For a calendar year plan, the deadline for filing a Form 5500 is July 31st. ERISA requires welfare benefit plans to file a Form 5500 each year unless the plan qualifies for the small plan exemption, or another regulatory exemption.
Start by making a benefits list. Identify the benefits the employer offers to employees. Which benefits are covered by ERISA? More familiar examples include medical, dental, vision, disability, and life coverages. But others include wellness programs, employee assistance programs (EAPs), on-site medical clinics, health flexible spending accounts (health FSAs), and health reimbursement arrangements (HRAs). Making a benefits list minimizes the likelihood a benefit subject to ERISA gets missed.
Small Plan Exemption. The regulations provide an exemption from the annual filing requirement for plans that (1) have less than 100 participants on the first day of the plan year, and (2) provide benefits from the employer’s general assets, through insurance, or through a combination of the two.
Does the small plan exemption apply to any of the benefits on the list? Start by determining which benefits on the list had 100 or more participants on the January 1, 2015. With respect to those benefits, identify those that were paid out of the employer’s general assets, through an insurance policy, or a combination of the two. The benefits that meet both of the requirements are covered by the small plan exemption and do not have to file a Form 5500 for the 2015 plan year.

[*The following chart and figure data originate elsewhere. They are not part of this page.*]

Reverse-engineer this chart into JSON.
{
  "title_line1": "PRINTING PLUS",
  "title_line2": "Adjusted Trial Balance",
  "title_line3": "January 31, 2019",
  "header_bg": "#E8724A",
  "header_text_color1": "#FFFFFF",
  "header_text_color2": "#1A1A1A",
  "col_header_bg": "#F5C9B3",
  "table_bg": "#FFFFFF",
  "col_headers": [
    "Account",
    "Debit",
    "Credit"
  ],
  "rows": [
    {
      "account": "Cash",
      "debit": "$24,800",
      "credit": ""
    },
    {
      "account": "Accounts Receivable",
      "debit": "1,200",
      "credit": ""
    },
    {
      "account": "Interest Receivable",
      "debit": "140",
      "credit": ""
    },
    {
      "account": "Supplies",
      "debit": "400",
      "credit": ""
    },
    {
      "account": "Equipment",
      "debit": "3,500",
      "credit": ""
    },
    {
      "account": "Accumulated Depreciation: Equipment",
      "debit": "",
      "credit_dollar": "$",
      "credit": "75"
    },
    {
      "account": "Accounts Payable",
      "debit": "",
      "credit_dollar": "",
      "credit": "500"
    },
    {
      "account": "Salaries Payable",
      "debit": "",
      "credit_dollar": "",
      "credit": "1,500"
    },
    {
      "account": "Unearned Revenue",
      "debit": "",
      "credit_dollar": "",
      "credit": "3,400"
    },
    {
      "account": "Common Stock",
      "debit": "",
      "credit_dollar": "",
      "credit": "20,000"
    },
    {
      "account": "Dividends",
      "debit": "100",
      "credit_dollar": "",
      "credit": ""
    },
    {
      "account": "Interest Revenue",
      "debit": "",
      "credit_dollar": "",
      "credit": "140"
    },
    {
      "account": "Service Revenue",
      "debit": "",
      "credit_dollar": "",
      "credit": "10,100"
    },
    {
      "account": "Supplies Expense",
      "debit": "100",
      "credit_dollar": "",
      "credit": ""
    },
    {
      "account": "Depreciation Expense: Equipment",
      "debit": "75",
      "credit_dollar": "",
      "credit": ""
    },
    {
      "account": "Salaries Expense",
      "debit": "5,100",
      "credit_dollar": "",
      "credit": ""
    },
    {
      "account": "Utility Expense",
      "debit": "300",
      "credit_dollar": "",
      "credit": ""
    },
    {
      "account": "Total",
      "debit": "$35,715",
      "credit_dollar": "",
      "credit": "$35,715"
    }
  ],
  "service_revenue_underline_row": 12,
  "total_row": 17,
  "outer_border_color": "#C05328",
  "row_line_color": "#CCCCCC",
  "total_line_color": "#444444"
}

Benefits not covered by the small plan exemption. Benefits on the list that are not covered by the small plan exemption, generally are required to file an annual return. There are a few other regulatory exemptions. But in general, the benefits remaining on the list after the application of the small plan exemption require a Form 5500.
Penalties for not filing. They can be big! The DOL has authority under ERISA Section 502(c)(2) to assess civil penalties of up to $1,100 per day, maximum $30,000 per year against plan administrators who fail or refuse to file Form 5500 annual reports on a timely basis. In practice, the DOL’s assessment of civil penalties for noncompliance with the annual report requirement against the plan administrator has been a penalty of $300 per day, up to a maximum of $30,000 per year for each year until a complete annual report is filed.
Delinquent Filer Voluntary Compliance Program. The Delinquent Filer Voluntary Compliance Program (“DFVC Program”), established in 1995, allows plan sponsors who are late or have never filed required Form 5500s to take advantage of reduced penalties in return for bringing their filing obligations up to date.